For a long time, it was the only lipstick I owned. Even after my career began to take off and my social life (and wardrobe) began to more appropriately dovetail with my makeup choices, I stuck with it. I carried it with me at all times: proof that I was prepared for my day to take me anywhere, a familiar assurance, something strong and reliable I could lean on.
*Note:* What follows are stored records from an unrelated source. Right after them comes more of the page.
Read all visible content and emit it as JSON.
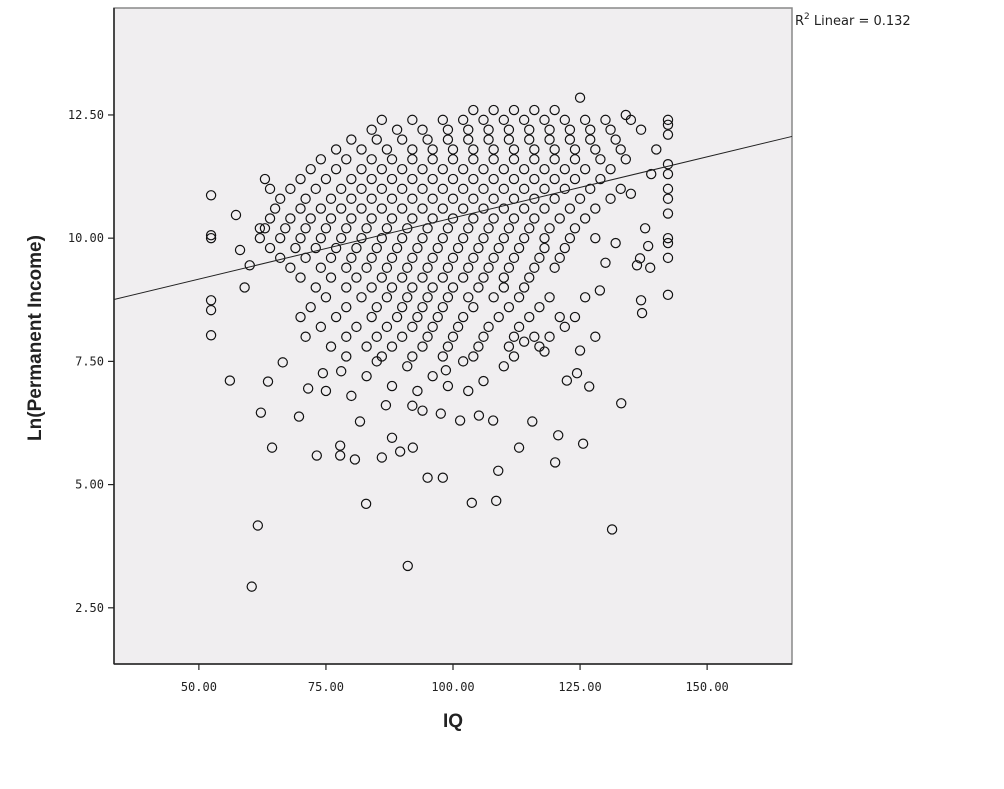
{
  "chart_data": {
    "type": "scatter",
    "xlabel": "IQ",
    "ylabel": "Ln(Permanent Income)",
    "xlim": [
      33.3,
      166.7
    ],
    "ylim": [
      1.36,
      14.67
    ],
    "xticks": [
      50,
      75,
      100,
      125,
      150
    ],
    "xtick_labels": [
      "50.00",
      "75.00",
      "100.00",
      "125.00",
      "150.00"
    ],
    "yticks": [
      2.5,
      5,
      7.5,
      10,
      12.5
    ],
    "ytick_labels": [
      "2.50",
      "5.00",
      "7.50",
      "10.00",
      "12.50"
    ],
    "grid": false,
    "background": "#f0eef0",
    "marker": "hollow-circle",
    "marker_color": "#111111",
    "annotation": {
      "prefix": "R",
      "sup": "2",
      "text": " Linear = 0.132"
    },
    "fit_line": {
      "type": "linear",
      "r_squared": 0.132,
      "intercept": 7.93,
      "slope": 0.0248
    },
    "points": [
      [
        52.4,
        10.87
      ],
      [
        52.4,
        10.06
      ],
      [
        52.4,
        10.0
      ],
      [
        52.4,
        8.74
      ],
      [
        52.4,
        8.54
      ],
      [
        52.4,
        8.03
      ],
      [
        56.1,
        7.11
      ],
      [
        60.4,
        2.93
      ],
      [
        61.6,
        4.17
      ],
      [
        62.2,
        6.46
      ],
      [
        63.6,
        7.09
      ],
      [
        64.4,
        5.75
      ],
      [
        58.1,
        9.76
      ],
      [
        57.3,
        10.47
      ],
      [
        59,
        9.0
      ],
      [
        60,
        9.45
      ],
      [
        62,
        10.2
      ],
      [
        63,
        11.2
      ],
      [
        64,
        11.0
      ],
      [
        66.5,
        7.48
      ],
      [
        69.7,
        6.38
      ],
      [
        71.5,
        6.95
      ],
      [
        73.2,
        5.59
      ],
      [
        74.4,
        7.26
      ],
      [
        77.8,
        5.59
      ],
      [
        77.8,
        5.79
      ],
      [
        80.7,
        5.51
      ],
      [
        81.7,
        6.28
      ],
      [
        82.9,
        4.61
      ],
      [
        86.0,
        5.55
      ],
      [
        86.8,
        6.61
      ],
      [
        88.0,
        5.95
      ],
      [
        89.6,
        5.67
      ],
      [
        91.1,
        3.35
      ],
      [
        92.1,
        5.75
      ],
      [
        95.0,
        5.14
      ],
      [
        98.0,
        5.14
      ],
      [
        97.6,
        6.44
      ],
      [
        98.6,
        7.32
      ],
      [
        101.4,
        6.3
      ],
      [
        103.7,
        4.63
      ],
      [
        105.1,
        6.4
      ],
      [
        107.9,
        6.3
      ],
      [
        108.5,
        4.67
      ],
      [
        108.9,
        5.28
      ],
      [
        113.0,
        5.75
      ],
      [
        115.6,
        6.28
      ],
      [
        120.1,
        5.45
      ],
      [
        120.7,
        6.0
      ],
      [
        122.4,
        7.11
      ],
      [
        124.4,
        7.26
      ],
      [
        125.0,
        7.72
      ],
      [
        125.6,
        5.83
      ],
      [
        126.8,
        6.99
      ],
      [
        128.9,
        8.94
      ],
      [
        133.1,
        6.65
      ],
      [
        131.3,
        4.09
      ],
      [
        142.3,
        12.4
      ],
      [
        142.3,
        12.3
      ],
      [
        142.3,
        12.1
      ],
      [
        142.3,
        11.5
      ],
      [
        142.3,
        11.3
      ],
      [
        142.3,
        11.0
      ],
      [
        142.3,
        10.8
      ],
      [
        142.3,
        10.5
      ],
      [
        142.3,
        10.0
      ],
      [
        142.3,
        9.9
      ],
      [
        142.3,
        9.6
      ],
      [
        142.3,
        8.85
      ],
      [
        136.8,
        9.59
      ],
      [
        136.2,
        9.45
      ],
      [
        137,
        8.74
      ],
      [
        137.2,
        8.48
      ],
      [
        138.4,
        9.84
      ],
      [
        138.8,
        9.4
      ],
      [
        137.8,
        10.2
      ],
      [
        135,
        10.9
      ],
      [
        139,
        11.3
      ],
      [
        140,
        11.8
      ],
      [
        134,
        12.5
      ],
      [
        83,
        7.2
      ],
      [
        85,
        7.5
      ],
      [
        88,
        7.0
      ],
      [
        91,
        7.4
      ],
      [
        93,
        6.9
      ],
      [
        96,
        7.2
      ],
      [
        99,
        7.0
      ],
      [
        102,
        7.5
      ],
      [
        106,
        7.1
      ],
      [
        110,
        7.4
      ],
      [
        114,
        7.9
      ],
      [
        118,
        7.7
      ],
      [
        78,
        7.3
      ],
      [
        80,
        6.8
      ],
      [
        75,
        6.9
      ],
      [
        92,
        6.6
      ],
      [
        94,
        6.5
      ],
      [
        103,
        6.9
      ],
      [
        116,
        8.0
      ],
      [
        121,
        8.4
      ],
      [
        126,
        8.8
      ],
      [
        130,
        9.5
      ],
      [
        132,
        9.9
      ],
      [
        104,
        12.6
      ],
      [
        108,
        12.6
      ],
      [
        112,
        12.6
      ],
      [
        116,
        12.6
      ],
      [
        120,
        12.6
      ],
      [
        125,
        12.85
      ],
      [
        86,
        12.4
      ],
      [
        92,
        12.4
      ],
      [
        98,
        12.4
      ],
      [
        102,
        12.4
      ],
      [
        106,
        12.4
      ],
      [
        110,
        12.4
      ],
      [
        114,
        12.4
      ],
      [
        118,
        12.4
      ],
      [
        122,
        12.4
      ],
      [
        126,
        12.4
      ],
      [
        130,
        12.4
      ],
      [
        135,
        12.4
      ],
      [
        84,
        12.2
      ],
      [
        89,
        12.2
      ],
      [
        94,
        12.2
      ],
      [
        99,
        12.2
      ],
      [
        103,
        12.2
      ],
      [
        107,
        12.2
      ],
      [
        111,
        12.2
      ],
      [
        115,
        12.2
      ],
      [
        119,
        12.2
      ],
      [
        123,
        12.2
      ],
      [
        127,
        12.2
      ],
      [
        131,
        12.2
      ],
      [
        137,
        12.2
      ],
      [
        80,
        12.0
      ],
      [
        85,
        12.0
      ],
      [
        90,
        12.0
      ],
      [
        95,
        12.0
      ],
      [
        99,
        12.0
      ],
      [
        103,
        12.0
      ],
      [
        107,
        12.0
      ],
      [
        111,
        12.0
      ],
      [
        115,
        12.0
      ],
      [
        119,
        12.0
      ],
      [
        123,
        12.0
      ],
      [
        127,
        12.0
      ],
      [
        132,
        12.0
      ],
      [
        77,
        11.8
      ],
      [
        82,
        11.8
      ],
      [
        87,
        11.8
      ],
      [
        92,
        11.8
      ],
      [
        96,
        11.8
      ],
      [
        100,
        11.8
      ],
      [
        104,
        11.8
      ],
      [
        108,
        11.8
      ],
      [
        112,
        11.8
      ],
      [
        116,
        11.8
      ],
      [
        120,
        11.8
      ],
      [
        124,
        11.8
      ],
      [
        128,
        11.8
      ],
      [
        133,
        11.8
      ],
      [
        74,
        11.6
      ],
      [
        79,
        11.6
      ],
      [
        84,
        11.6
      ],
      [
        88,
        11.6
      ],
      [
        92,
        11.6
      ],
      [
        96,
        11.6
      ],
      [
        100,
        11.6
      ],
      [
        104,
        11.6
      ],
      [
        108,
        11.6
      ],
      [
        112,
        11.6
      ],
      [
        116,
        11.6
      ],
      [
        120,
        11.6
      ],
      [
        124,
        11.6
      ],
      [
        129,
        11.6
      ],
      [
        134,
        11.6
      ],
      [
        72,
        11.4
      ],
      [
        77,
        11.4
      ],
      [
        82,
        11.4
      ],
      [
        86,
        11.4
      ],
      [
        90,
        11.4
      ],
      [
        94,
        11.4
      ],
      [
        98,
        11.4
      ],
      [
        102,
        11.4
      ],
      [
        106,
        11.4
      ],
      [
        110,
        11.4
      ],
      [
        114,
        11.4
      ],
      [
        118,
        11.4
      ],
      [
        122,
        11.4
      ],
      [
        126,
        11.4
      ],
      [
        131,
        11.4
      ],
      [
        70,
        11.2
      ],
      [
        75,
        11.2
      ],
      [
        80,
        11.2
      ],
      [
        84,
        11.2
      ],
      [
        88,
        11.2
      ],
      [
        92,
        11.2
      ],
      [
        96,
        11.2
      ],
      [
        100,
        11.2
      ],
      [
        104,
        11.2
      ],
      [
        108,
        11.2
      ],
      [
        112,
        11.2
      ],
      [
        116,
        11.2
      ],
      [
        120,
        11.2
      ],
      [
        124,
        11.2
      ],
      [
        129,
        11.2
      ],
      [
        68,
        11.0
      ],
      [
        73,
        11.0
      ],
      [
        78,
        11.0
      ],
      [
        82,
        11.0
      ],
      [
        86,
        11.0
      ],
      [
        90,
        11.0
      ],
      [
        94,
        11.0
      ],
      [
        98,
        11.0
      ],
      [
        102,
        11.0
      ],
      [
        106,
        11.0
      ],
      [
        110,
        11.0
      ],
      [
        114,
        11.0
      ],
      [
        118,
        11.0
      ],
      [
        122,
        11.0
      ],
      [
        127,
        11.0
      ],
      [
        133,
        11.0
      ],
      [
        66,
        10.8
      ],
      [
        71,
        10.8
      ],
      [
        76,
        10.8
      ],
      [
        80,
        10.8
      ],
      [
        84,
        10.8
      ],
      [
        88,
        10.8
      ],
      [
        92,
        10.8
      ],
      [
        96,
        10.8
      ],
      [
        100,
        10.8
      ],
      [
        104,
        10.8
      ],
      [
        108,
        10.8
      ],
      [
        112,
        10.8
      ],
      [
        116,
        10.8
      ],
      [
        120,
        10.8
      ],
      [
        125,
        10.8
      ],
      [
        131,
        10.8
      ],
      [
        65,
        10.6
      ],
      [
        70,
        10.6
      ],
      [
        74,
        10.6
      ],
      [
        78,
        10.6
      ],
      [
        82,
        10.6
      ],
      [
        86,
        10.6
      ],
      [
        90,
        10.6
      ],
      [
        94,
        10.6
      ],
      [
        98,
        10.6
      ],
      [
        102,
        10.6
      ],
      [
        106,
        10.6
      ],
      [
        110,
        10.6
      ],
      [
        114,
        10.6
      ],
      [
        118,
        10.6
      ],
      [
        123,
        10.6
      ],
      [
        128,
        10.6
      ],
      [
        64,
        10.4
      ],
      [
        68,
        10.4
      ],
      [
        72,
        10.4
      ],
      [
        76,
        10.4
      ],
      [
        80,
        10.4
      ],
      [
        84,
        10.4
      ],
      [
        88,
        10.4
      ],
      [
        92,
        10.4
      ],
      [
        96,
        10.4
      ],
      [
        100,
        10.4
      ],
      [
        104,
        10.4
      ],
      [
        108,
        10.4
      ],
      [
        112,
        10.4
      ],
      [
        116,
        10.4
      ],
      [
        121,
        10.4
      ],
      [
        126,
        10.4
      ],
      [
        63,
        10.2
      ],
      [
        67,
        10.2
      ],
      [
        71,
        10.2
      ],
      [
        75,
        10.2
      ],
      [
        79,
        10.2
      ],
      [
        83,
        10.2
      ],
      [
        87,
        10.2
      ],
      [
        91,
        10.2
      ],
      [
        95,
        10.2
      ],
      [
        99,
        10.2
      ],
      [
        103,
        10.2
      ],
      [
        107,
        10.2
      ],
      [
        111,
        10.2
      ],
      [
        115,
        10.2
      ],
      [
        119,
        10.2
      ],
      [
        124,
        10.2
      ],
      [
        62,
        10.0
      ],
      [
        66,
        10.0
      ],
      [
        70,
        10.0
      ],
      [
        74,
        10.0
      ],
      [
        78,
        10.0
      ],
      [
        82,
        10.0
      ],
      [
        86,
        10.0
      ],
      [
        90,
        10.0
      ],
      [
        94,
        10.0
      ],
      [
        98,
        10.0
      ],
      [
        102,
        10.0
      ],
      [
        106,
        10.0
      ],
      [
        110,
        10.0
      ],
      [
        114,
        10.0
      ],
      [
        118,
        10.0
      ],
      [
        123,
        10.0
      ],
      [
        128,
        10.0
      ],
      [
        64,
        9.8
      ],
      [
        69,
        9.8
      ],
      [
        73,
        9.8
      ],
      [
        77,
        9.8
      ],
      [
        81,
        9.8
      ],
      [
        85,
        9.8
      ],
      [
        89,
        9.8
      ],
      [
        93,
        9.8
      ],
      [
        97,
        9.8
      ],
      [
        101,
        9.8
      ],
      [
        105,
        9.8
      ],
      [
        109,
        9.8
      ],
      [
        113,
        9.8
      ],
      [
        118,
        9.8
      ],
      [
        122,
        9.8
      ],
      [
        66,
        9.6
      ],
      [
        71,
        9.6
      ],
      [
        76,
        9.6
      ],
      [
        80,
        9.6
      ],
      [
        84,
        9.6
      ],
      [
        88,
        9.6
      ],
      [
        92,
        9.6
      ],
      [
        96,
        9.6
      ],
      [
        100,
        9.6
      ],
      [
        104,
        9.6
      ],
      [
        108,
        9.6
      ],
      [
        112,
        9.6
      ],
      [
        117,
        9.6
      ],
      [
        121,
        9.6
      ],
      [
        68,
        9.4
      ],
      [
        74,
        9.4
      ],
      [
        79,
        9.4
      ],
      [
        83,
        9.4
      ],
      [
        87,
        9.4
      ],
      [
        91,
        9.4
      ],
      [
        95,
        9.4
      ],
      [
        99,
        9.4
      ],
      [
        103,
        9.4
      ],
      [
        107,
        9.4
      ],
      [
        111,
        9.4
      ],
      [
        116,
        9.4
      ],
      [
        120,
        9.4
      ],
      [
        70,
        9.2
      ],
      [
        76,
        9.2
      ],
      [
        81,
        9.2
      ],
      [
        86,
        9.2
      ],
      [
        90,
        9.2
      ],
      [
        94,
        9.2
      ],
      [
        98,
        9.2
      ],
      [
        102,
        9.2
      ],
      [
        106,
        9.2
      ],
      [
        110,
        9.2
      ],
      [
        115,
        9.2
      ],
      [
        73,
        9.0
      ],
      [
        79,
        9.0
      ],
      [
        84,
        9.0
      ],
      [
        88,
        9.0
      ],
      [
        92,
        9.0
      ],
      [
        96,
        9.0
      ],
      [
        100,
        9.0
      ],
      [
        105,
        9.0
      ],
      [
        110,
        9.0
      ],
      [
        114,
        9.0
      ],
      [
        75,
        8.8
      ],
      [
        82,
        8.8
      ],
      [
        87,
        8.8
      ],
      [
        91,
        8.8
      ],
      [
        95,
        8.8
      ],
      [
        99,
        8.8
      ],
      [
        103,
        8.8
      ],
      [
        108,
        8.8
      ],
      [
        113,
        8.8
      ],
      [
        119,
        8.8
      ],
      [
        72,
        8.6
      ],
      [
        79,
        8.6
      ],
      [
        85,
        8.6
      ],
      [
        90,
        8.6
      ],
      [
        94,
        8.6
      ],
      [
        98,
        8.6
      ],
      [
        104,
        8.6
      ],
      [
        111,
        8.6
      ],
      [
        117,
        8.6
      ],
      [
        70,
        8.4
      ],
      [
        77,
        8.4
      ],
      [
        84,
        8.4
      ],
      [
        89,
        8.4
      ],
      [
        93,
        8.4
      ],
      [
        97,
        8.4
      ],
      [
        102,
        8.4
      ],
      [
        109,
        8.4
      ],
      [
        115,
        8.4
      ],
      [
        124,
        8.4
      ],
      [
        74,
        8.2
      ],
      [
        81,
        8.2
      ],
      [
        87,
        8.2
      ],
      [
        92,
        8.2
      ],
      [
        96,
        8.2
      ],
      [
        101,
        8.2
      ],
      [
        107,
        8.2
      ],
      [
        113,
        8.2
      ],
      [
        122,
        8.2
      ],
      [
        71,
        8.0
      ],
      [
        79,
        8.0
      ],
      [
        85,
        8.0
      ],
      [
        90,
        8.0
      ],
      [
        95,
        8.0
      ],
      [
        100,
        8.0
      ],
      [
        106,
        8.0
      ],
      [
        112,
        8.0
      ],
      [
        119,
        8.0
      ],
      [
        128,
        8.0
      ],
      [
        76,
        7.8
      ],
      [
        83,
        7.8
      ],
      [
        88,
        7.8
      ],
      [
        94,
        7.8
      ],
      [
        99,
        7.8
      ],
      [
        105,
        7.8
      ],
      [
        111,
        7.8
      ],
      [
        117,
        7.8
      ],
      [
        79,
        7.6
      ],
      [
        86,
        7.6
      ],
      [
        92,
        7.6
      ],
      [
        98,
        7.6
      ],
      [
        104,
        7.6
      ],
      [
        112,
        7.6
      ]
    ]
  }
}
Then, one evening in my early 30s, after an especially long day at work, I walked into Bloomingdale's on a whim. It was payday, and I wanted to reward myself for surviving. I wanted to feel like someone new. After some wandering around, I picked up a Chanel Gabrielle because, well, it was Chanel, classic and chic, two things I felt very far away from at that moment. Fairly quickly, the Russian Red dropped to the bottom of my makeup bag. Not that long after, my co-workers went to a promo event for Tom Ford’s inaugural lipstick line and returned with a tube of True Coral for me (or what I like to refer to as “old-lady Miami beach”; one needs both heat and a sense of humor to pull it off). It reminded me of women from the ’60s who applied makeup as though it were war paint. A few weeks later, I snagged an explosive Dior 999. A few months after that, I forgot my makeup bag on the way to a dinner and ran full-tilt into YSL 001, the lipstick equivalent of a full-length mink boa. It is not for the faint of heart.
At last count, I owned 16 lip colors, all of which to the naked eye likely appear within one degree of each other but, to me, represent a sliding scale of strength. Some days I apply as evidence of how great I’m feeling; other days I lean on red lipstick to make up for what I lack. That nonnegotiable mark of color has become a small daily reward to myself, a final perfect piece in the daily puzzle of putting myself together to meet the faces that we meet, an armor against the world. Here I am, I say to myself, red X marks the spot. But also: Stand back. Make way.
I recently returned to my Russian Red. It feels reliable and tame now, like a well-cut blazer. I have, to date, never applied any of my lipsticks to take out the garbage. When I want to pass quietly by, unremarked on, I wear no lipstick at all. But much like my mother, I would never, ever consider going anywhere without it. I imagine myself in the future, aged and wrinkled, possibly lying on a beach in Miami, a slash of red on my lips the last evidence of a life fully lived. The other day, on our way out the door to move her to the nursing home where she’ll be living from now on, the last thing she asked me for was lipstick. I handed her mine. “What a lovely color,” she said, quickly applying it before we walked out to the waiting car.